As autoridades, que chegaram na Gamboa logo na manhã seguinte após a colisão das lanchas, estão investigando o que de fato aconteceu e tem até 90 dias para concluir o inquérito. Entre elas está a Polícia Civil e a Capitania dos Portos, órgãos responsáveis por esclarecer as causas e circunstâncias do acidente.
São muitas informações desencontradas, mas a região, por ser um local turístico, no qual, só no trecho Valença x Gamboa x Morro de São Paulo, operam 128 embarcações, deveria ter mais conhecimento sobre quem é quem. Ou seja, qual o papel de cada entidade?
Astram – Associação de Transporte Marítimo de Valença e Cairu
A Astram é responsável pela venda e a precificação das passagens. Além disso, supervisiona todas as linhas marítimas entre Valença x Gamboa x Morro de São Paulo. Dela, quase todas as empresas e marinheiros dos dois municípios são associados.
É também a Astram que garante e fiscaliza o cumprimento dos horários das linhas, assim como a lotação das embarcações (diretamente ligada ao número de passagens cobradas nos guichês em cada horário).
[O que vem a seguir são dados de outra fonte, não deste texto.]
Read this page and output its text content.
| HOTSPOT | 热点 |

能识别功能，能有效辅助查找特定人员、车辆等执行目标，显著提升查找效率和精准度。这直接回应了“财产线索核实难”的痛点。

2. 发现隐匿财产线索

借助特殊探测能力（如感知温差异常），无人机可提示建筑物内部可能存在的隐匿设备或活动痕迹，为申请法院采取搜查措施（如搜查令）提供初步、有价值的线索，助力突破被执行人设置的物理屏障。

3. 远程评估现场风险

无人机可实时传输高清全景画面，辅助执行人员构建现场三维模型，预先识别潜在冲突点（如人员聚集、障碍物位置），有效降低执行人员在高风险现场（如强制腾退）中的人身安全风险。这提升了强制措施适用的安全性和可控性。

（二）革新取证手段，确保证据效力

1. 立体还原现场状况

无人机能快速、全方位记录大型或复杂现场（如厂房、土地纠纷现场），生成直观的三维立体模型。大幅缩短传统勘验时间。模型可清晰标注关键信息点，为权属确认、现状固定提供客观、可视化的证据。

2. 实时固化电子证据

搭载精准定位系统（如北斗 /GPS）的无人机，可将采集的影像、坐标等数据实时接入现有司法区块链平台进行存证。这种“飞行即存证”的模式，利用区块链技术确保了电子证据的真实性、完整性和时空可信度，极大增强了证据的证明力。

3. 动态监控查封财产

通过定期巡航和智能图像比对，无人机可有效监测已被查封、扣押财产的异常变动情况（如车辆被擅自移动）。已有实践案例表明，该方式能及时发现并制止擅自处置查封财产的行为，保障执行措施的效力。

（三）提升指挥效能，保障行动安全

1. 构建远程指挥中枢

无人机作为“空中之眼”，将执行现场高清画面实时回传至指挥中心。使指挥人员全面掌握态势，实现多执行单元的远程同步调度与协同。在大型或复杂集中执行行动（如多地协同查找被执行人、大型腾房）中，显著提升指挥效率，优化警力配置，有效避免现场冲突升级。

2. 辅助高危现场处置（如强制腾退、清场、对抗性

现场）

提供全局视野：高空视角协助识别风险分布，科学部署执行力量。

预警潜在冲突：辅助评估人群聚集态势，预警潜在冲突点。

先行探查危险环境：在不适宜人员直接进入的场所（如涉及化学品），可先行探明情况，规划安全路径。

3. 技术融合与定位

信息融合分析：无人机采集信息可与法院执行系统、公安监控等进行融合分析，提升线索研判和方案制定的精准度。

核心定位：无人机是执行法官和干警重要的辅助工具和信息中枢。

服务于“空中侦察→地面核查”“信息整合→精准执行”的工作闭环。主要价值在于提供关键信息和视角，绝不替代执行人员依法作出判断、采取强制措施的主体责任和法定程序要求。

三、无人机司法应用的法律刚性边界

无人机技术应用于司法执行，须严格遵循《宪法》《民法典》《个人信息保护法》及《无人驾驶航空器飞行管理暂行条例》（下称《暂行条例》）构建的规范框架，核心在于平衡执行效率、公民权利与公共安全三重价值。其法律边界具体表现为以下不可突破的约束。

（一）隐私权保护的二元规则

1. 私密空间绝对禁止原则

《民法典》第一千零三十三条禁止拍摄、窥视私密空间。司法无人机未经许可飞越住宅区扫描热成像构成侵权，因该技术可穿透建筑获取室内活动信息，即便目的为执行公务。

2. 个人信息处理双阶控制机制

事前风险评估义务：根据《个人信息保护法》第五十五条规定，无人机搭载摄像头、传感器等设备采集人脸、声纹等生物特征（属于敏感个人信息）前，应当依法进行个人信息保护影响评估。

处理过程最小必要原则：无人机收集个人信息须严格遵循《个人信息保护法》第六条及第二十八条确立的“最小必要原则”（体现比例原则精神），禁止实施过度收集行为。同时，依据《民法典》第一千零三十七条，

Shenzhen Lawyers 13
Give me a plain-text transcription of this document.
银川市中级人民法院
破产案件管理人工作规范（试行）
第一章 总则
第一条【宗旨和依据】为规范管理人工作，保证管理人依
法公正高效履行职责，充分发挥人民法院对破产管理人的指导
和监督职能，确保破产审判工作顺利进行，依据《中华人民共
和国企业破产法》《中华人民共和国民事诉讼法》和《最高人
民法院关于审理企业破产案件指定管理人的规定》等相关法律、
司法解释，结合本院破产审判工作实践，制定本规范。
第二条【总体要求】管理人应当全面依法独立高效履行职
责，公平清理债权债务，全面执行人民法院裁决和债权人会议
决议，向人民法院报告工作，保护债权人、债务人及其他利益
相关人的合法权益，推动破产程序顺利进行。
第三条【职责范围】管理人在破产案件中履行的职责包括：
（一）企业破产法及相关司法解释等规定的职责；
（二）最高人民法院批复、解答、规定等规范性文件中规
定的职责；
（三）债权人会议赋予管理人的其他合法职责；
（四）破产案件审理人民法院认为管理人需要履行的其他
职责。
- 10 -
APLPIT – Associação dos Proprietários das Lanchas de Passeios Volta à Ilha de Tinharé
A outra associação, a APLPIT, tem entre seus filiados os donos das lanchas de passeios Volta à Ilha, assim como alguns marinheiros que os conduzem.
Das duas lanchas envolvidas, uma é associada à Astram e a outra a APLPIT.
Capitania dos Portos / Marinha do Brasil
A fiscalização das embarcações (documentação, legalidade, cumprimento das regras navais, equipamentos de segurança, etc) é de responsabilidade da Capitania dos Portos / Marinha.
AGERBA – Agência Estadual de Regulação de Serviços Públicos de Energia, Transportes e Comunicações da Bahia
A autorização para o transporte de passageiros é de responsabilidade da AGERBA, que também regula o funcionamento dos terminais marítimos.
Um comunicado da AGERBA acabou confundindo muita gente. Afirmar que as linhas não tem autorização de transportar passageiros naquele trecho e suprimir a informação de que ele próprio, o órgão regulador, ainda não licitou as tais rotas, deixou as pessoas sem entender. Ora, se não licitou, mantém como está. É assim que funciona, já que impedir que as embarcações trafeguem por falta de um processo licitatório que permita levar os passageiros significaria dizer que o terceiro destino turístico da Bahia iria paralisar as suas atividades, afetando muitas comunidades do entorno.
Foi exatamente o que disse a ASTRAM em nota: “a embarcação associada SAFIRA possuía toda a documentação relativa à navegação, que é de competência da Marinha do Brasil. A AGERBA não fiscaliza a situação da segurança e tão somente da execução da operação. A ASTRAM operava através de um contrato emergencial que expirou. Para não deixar a população da região sem o serviço – que é de muita relevância – a associação continua na organização do transporte, no aguardo da realização de licitação. Informa que quando da contratação emergencial, toda a documentação exigida foi encaminhada à AGERBA”.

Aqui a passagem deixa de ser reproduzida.